Some of the things Napoleon did went against what the revolution had been about. For example, in 1804 Napoleon announced that he was now Emperor of France and, in a ceremony attended by the Pope, crowned himself.
Later he created a new nobility, too and awarded people titles like Prince, Duke, Counts, Barons and Knights. However, unlike before the revolution, the nobles were not allowed special privileges.
Napoleon was an incredibly successful military leader and he had made France the most important and powerful country in Europe. In fact, by 1810, he had conquered most of Europe – except Britain and Russia.
Napoleon planned to invade Britain but was forced to abandon this idea after Britain won the Battle of Trafalgar in 1805. This important sea battle showed that the British navy had control of the seas. It was a great victory, although Admiral Lord Nelson was killed during it.
Britain also fought against France on land. The British army under the Duke of Wellington eventually drove the French army out of Spain.
However, probably the biggest reason for Napoleon’s eventual defeat was his disastrous decision to invade Russia in 1812. The Russians knew that Napoleon was a genius at winning battles, so instead of standing to fight, they retreated and destroyed their own crops and farms as they went. As the French army pushed deeper into Russia, thousands of Napoleon’s soldiers starved, died of disease or deserted.
When Napoleon finally reached Moscow, he found that the Russians had burned down the city rather than see it fall to their enemy. As there was no shelter and winter was approaching, Napoleon’s army had to retreat. On the long march home through the bitter Russian winter, thousands more of Napoleon’s army died. Eventually, only 20,000 made it back to France alive.

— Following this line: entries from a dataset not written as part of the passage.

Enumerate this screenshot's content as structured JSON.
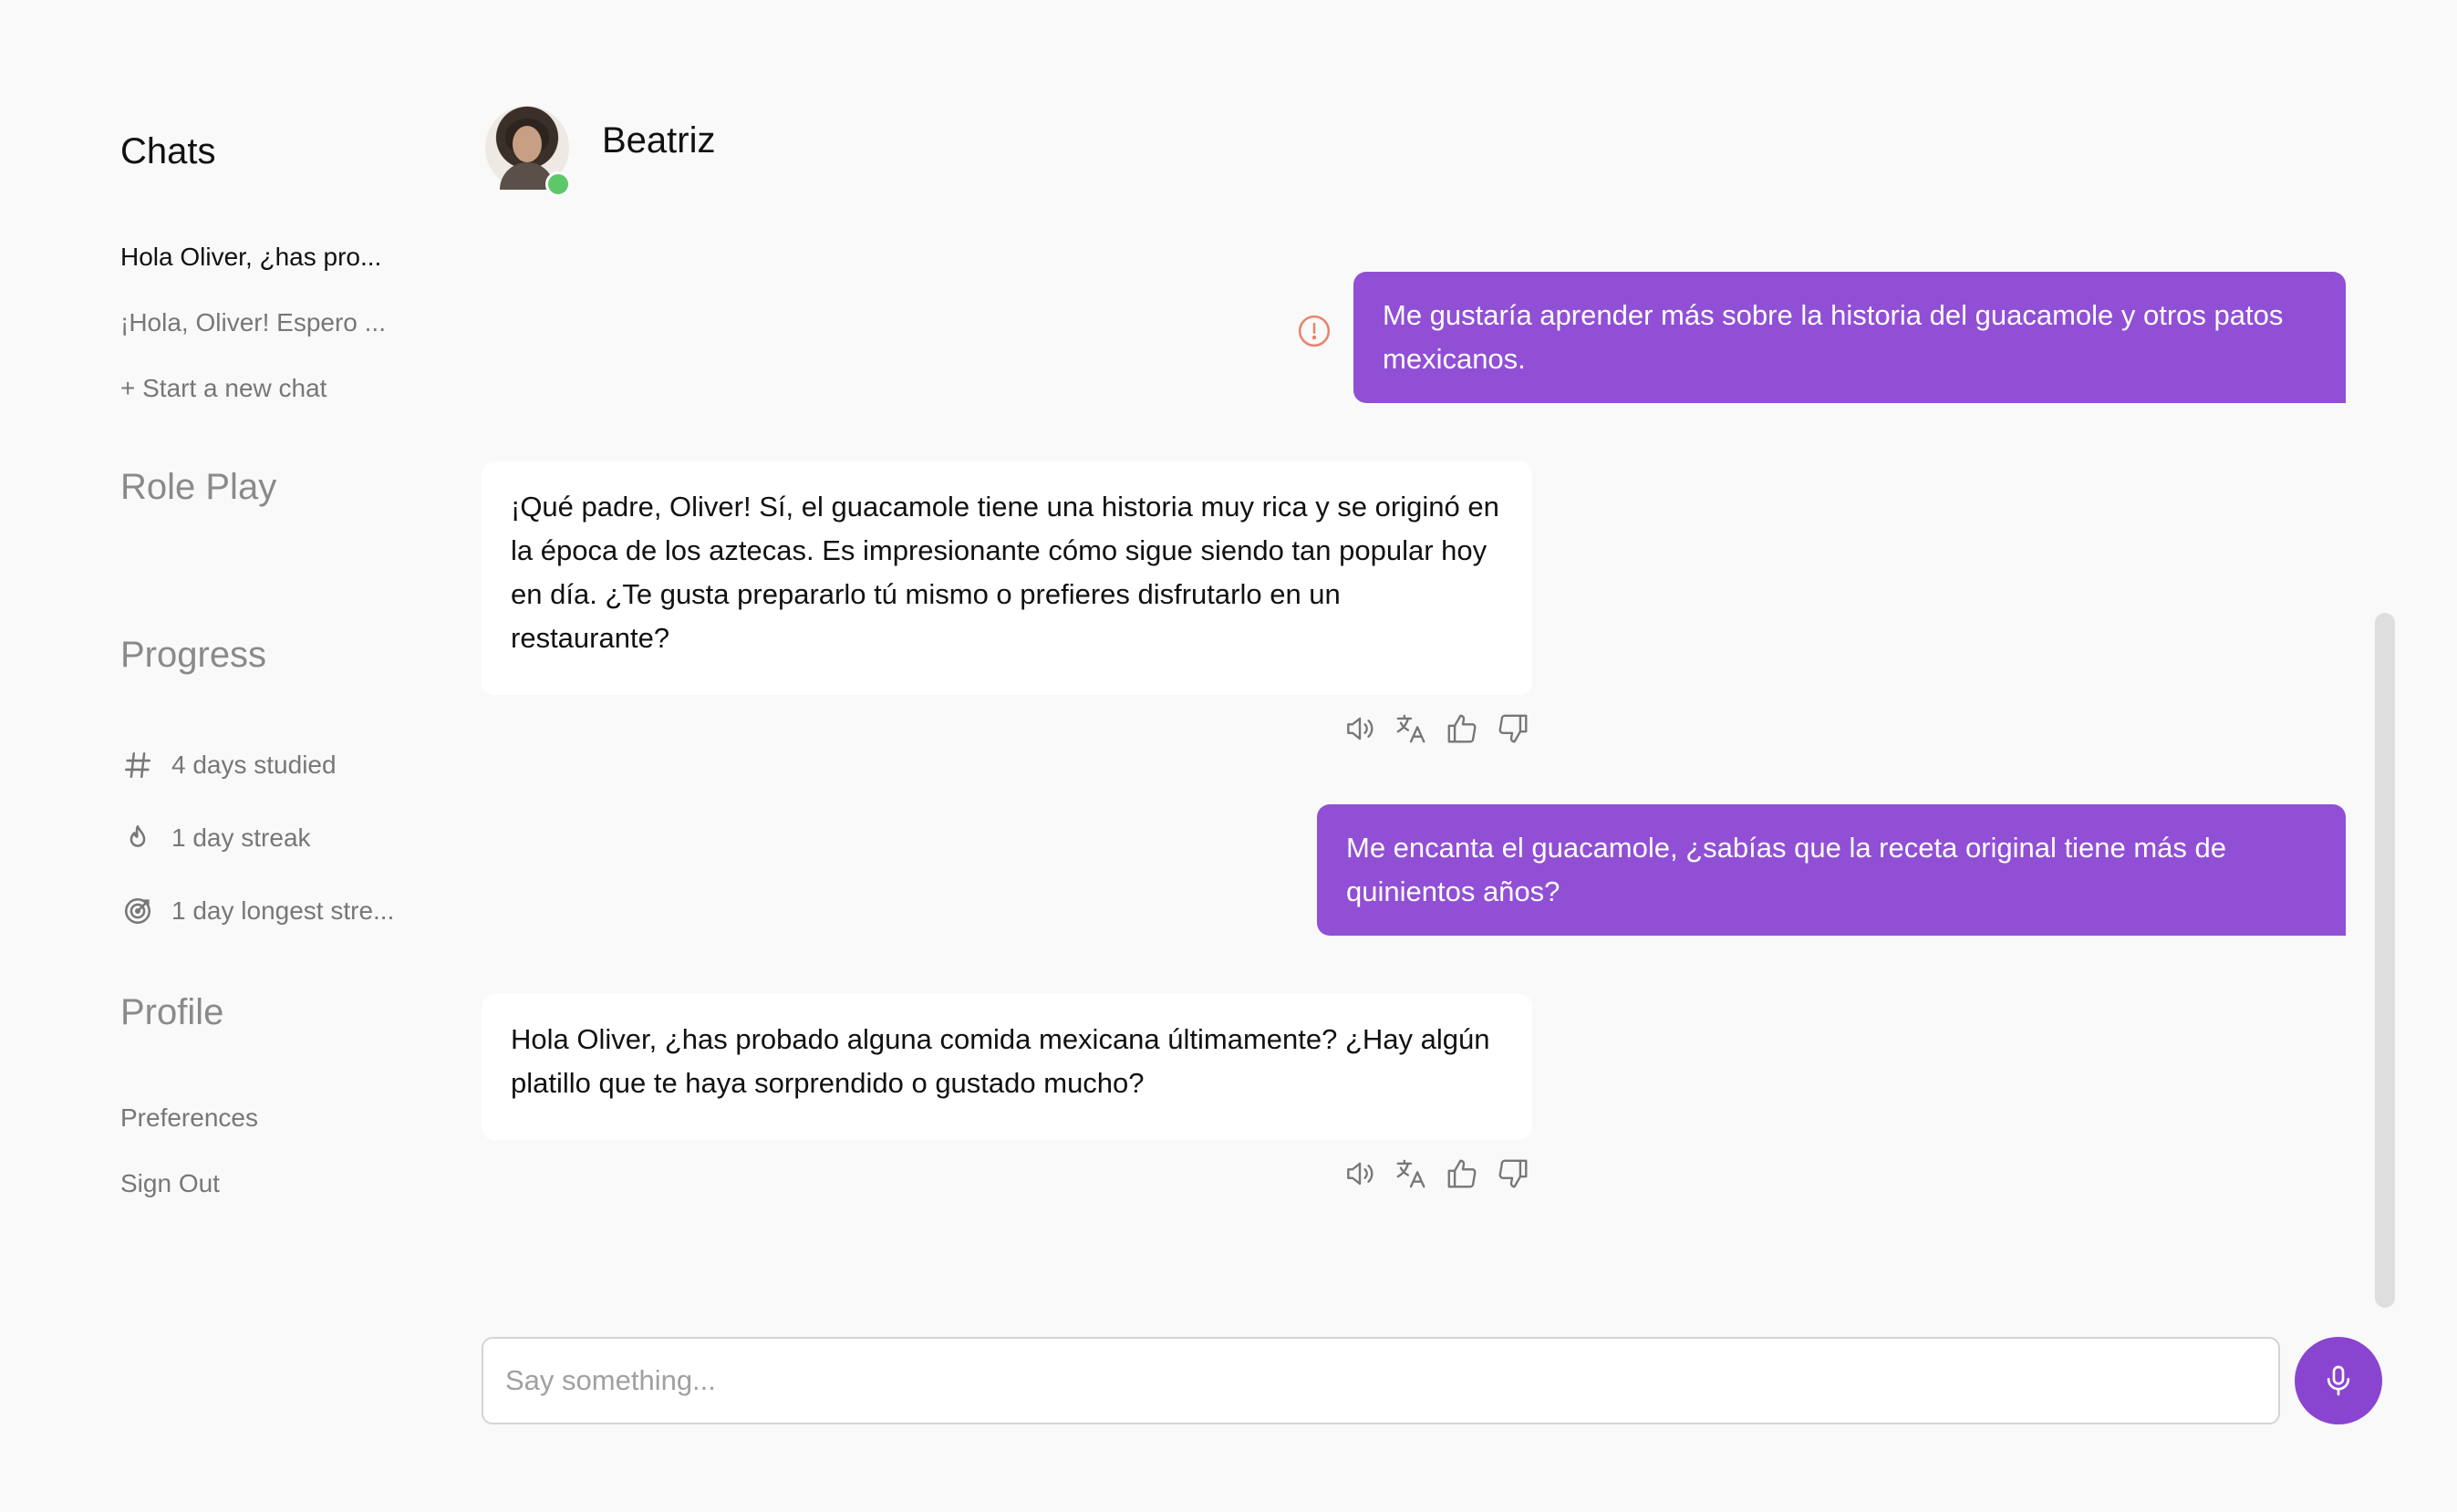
{
  "sidebar": {
    "chats_heading": "Chats",
    "chats": [
      {
        "label": "Hola Oliver, ¿has pro...",
        "active": true
      },
      {
        "label": "¡Hola, Oliver! Espero ..."
      },
      {
        "label": "+ Start a new chat"
      }
    ],
    "roleplay_heading": "Role Play",
    "progress_heading": "Progress",
    "progress": [
      {
        "icon": "hash-icon",
        "label": "4 days studied"
      },
      {
        "icon": "flame-icon",
        "label": "1 day streak"
      },
      {
        "icon": "target-icon",
        "label": "1 day longest stre..."
      }
    ],
    "profile_heading": "Profile",
    "profile": [
      {
        "label": "Preferences"
      },
      {
        "label": "Sign Out"
      }
    ]
  },
  "header": {
    "contact_name": "Beatriz",
    "online": true
  },
  "messages": [
    {
      "from": "user",
      "text": "Me gustaría aprender más sobre la historia del guacamole y otros patos mexicanos.",
      "warning": true
    },
    {
      "from": "bot",
      "text": "¡Qué padre, Oliver! Sí, el guacamole tiene una historia muy rica y se originó en la época de los aztecas. Es impresionante cómo sigue siendo tan popular hoy en día. ¿Te gusta prepararlo tú mismo o prefieres disfrutarlo en un restaurante?"
    },
    {
      "from": "user",
      "text": "Me encanta el guacamole, ¿sabías que la receta original tiene más de quinientos años?"
    },
    {
      "from": "bot",
      "text": "Hola Oliver, ¿has probado alguna comida mexicana últimamente? ¿Hay algún platillo que te haya sorprendido o gustado mucho?"
    }
  ],
  "message_actions": [
    "speaker-icon",
    "translate-icon",
    "thumbs-up-icon",
    "thumbs-down-icon"
  ],
  "composer": {
    "placeholder": "Say something...",
    "mic_icon": "microphone-icon"
  },
  "colors": {
    "accent": "#914fd5",
    "online": "#5cc86a",
    "warning": "#e8846a",
    "background": "#f9f9f9"
  }
}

After this huge defeat, a huge force of Austrians, Prussians and Swedes defeated Napoleon again in 1813 at Leipzig. In 1814 Napoleon surrendered and was sent to live on the island of Elba, off the west coast of Italy for the rest of his life.
It seemed as though Napoleon had been defeated. However, in the spring of 1815, Napoleon escaped from Elba and landed in the south of France. He was gathered another army together and marched on Paris.
Britain and Prussia joined forces to beat Napoleon again at the Battle of Waterloo (18 June 1815).
After this Napoleon was sent to the tiny island of St. Helena far out in the Atlantic Ocean. Napoleon would never escape from there – he stayed there until he died in 1821.